Accomplished chef Gemma (Thalissa Teixeira) lives above her fledgling café in West London with paramedic boyfriend Kieran (Gary Carr, Downton Abbey). They both work long and hard, but still struggle to make ends meet. To help pay the rent, they open their spare room to 30-year-old Ray (Ariane Labed, The Lobster), a retired synchronised swimming Olympian who is tasting freedom from her parents for the first time.Gemma and Keiran are like ships passing in the night with their differing work schedules. They adore and miss each other, and at first, Gemma’s resistant to Ray moving in. She wants her life with Keiran to themselves; there goes their privacy. But Ray’s presence seems to open up the space, and they both find themselves attracted to her.
‘Trigonometry’. Source: SBS
The three of them, with compassion and caution, move forward into an unexpected opportunity, opening up to navigating a new way of loving. With the characters being a bit more mature, this isn’t about youthful experimentation with an undertone of recklessness. This is about three adults aware of consequences, aware that as they’re pioneering an uncommon relationship format, they have everything to lose.
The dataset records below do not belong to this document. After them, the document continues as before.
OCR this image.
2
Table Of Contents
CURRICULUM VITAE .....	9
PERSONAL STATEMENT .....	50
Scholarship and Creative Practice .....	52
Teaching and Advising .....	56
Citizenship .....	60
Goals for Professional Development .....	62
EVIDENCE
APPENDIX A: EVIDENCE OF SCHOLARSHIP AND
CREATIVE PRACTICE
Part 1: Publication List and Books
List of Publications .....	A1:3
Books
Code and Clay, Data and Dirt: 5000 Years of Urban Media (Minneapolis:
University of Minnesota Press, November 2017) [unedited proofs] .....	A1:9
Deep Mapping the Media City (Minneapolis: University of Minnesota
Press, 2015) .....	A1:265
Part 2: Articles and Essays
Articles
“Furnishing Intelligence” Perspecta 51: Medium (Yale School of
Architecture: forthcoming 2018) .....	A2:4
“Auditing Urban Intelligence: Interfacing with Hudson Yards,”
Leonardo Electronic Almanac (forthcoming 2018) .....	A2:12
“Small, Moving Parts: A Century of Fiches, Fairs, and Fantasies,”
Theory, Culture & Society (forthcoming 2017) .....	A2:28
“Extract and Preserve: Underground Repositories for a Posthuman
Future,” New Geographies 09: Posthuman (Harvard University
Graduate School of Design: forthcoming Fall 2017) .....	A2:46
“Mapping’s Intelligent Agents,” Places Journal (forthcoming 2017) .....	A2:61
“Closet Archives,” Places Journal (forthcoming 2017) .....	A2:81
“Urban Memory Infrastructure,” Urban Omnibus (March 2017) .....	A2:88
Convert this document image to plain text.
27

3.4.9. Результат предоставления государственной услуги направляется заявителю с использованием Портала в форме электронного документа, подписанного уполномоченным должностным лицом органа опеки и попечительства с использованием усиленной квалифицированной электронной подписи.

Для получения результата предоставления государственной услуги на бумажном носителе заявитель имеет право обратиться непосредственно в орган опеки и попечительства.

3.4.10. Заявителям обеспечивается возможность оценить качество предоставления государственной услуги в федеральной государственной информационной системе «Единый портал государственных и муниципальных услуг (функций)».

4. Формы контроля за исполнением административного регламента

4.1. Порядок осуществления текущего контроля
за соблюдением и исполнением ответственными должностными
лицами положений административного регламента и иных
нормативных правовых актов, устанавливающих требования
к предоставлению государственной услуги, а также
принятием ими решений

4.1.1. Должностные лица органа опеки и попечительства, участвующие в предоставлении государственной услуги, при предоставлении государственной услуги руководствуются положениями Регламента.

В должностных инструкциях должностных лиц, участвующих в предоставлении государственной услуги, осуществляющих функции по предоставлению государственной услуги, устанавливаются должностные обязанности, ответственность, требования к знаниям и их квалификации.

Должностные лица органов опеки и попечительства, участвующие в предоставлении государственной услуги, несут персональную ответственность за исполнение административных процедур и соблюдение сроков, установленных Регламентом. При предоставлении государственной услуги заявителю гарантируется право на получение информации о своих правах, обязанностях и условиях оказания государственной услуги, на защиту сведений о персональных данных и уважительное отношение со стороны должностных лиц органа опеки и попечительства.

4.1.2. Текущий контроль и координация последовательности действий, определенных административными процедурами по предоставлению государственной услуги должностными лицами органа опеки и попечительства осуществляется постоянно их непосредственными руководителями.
It’s also about celebrating family, in its many and varied guises, not least of which are those families we choose for ourselves. London itself shines through, too; a city of transition and contradiction, tough yet wonderful, not forgetting her kind and funny, diverse and vivid inhabitants.
Written by Effie Woods and acclaimed playwright Duncan Macmillian, from BAFTA-winning executive producers Tessa Ross and Juliette Howell, Trigonometry is a funny and adult series bringing a strong British sensibility and a big romantic heart.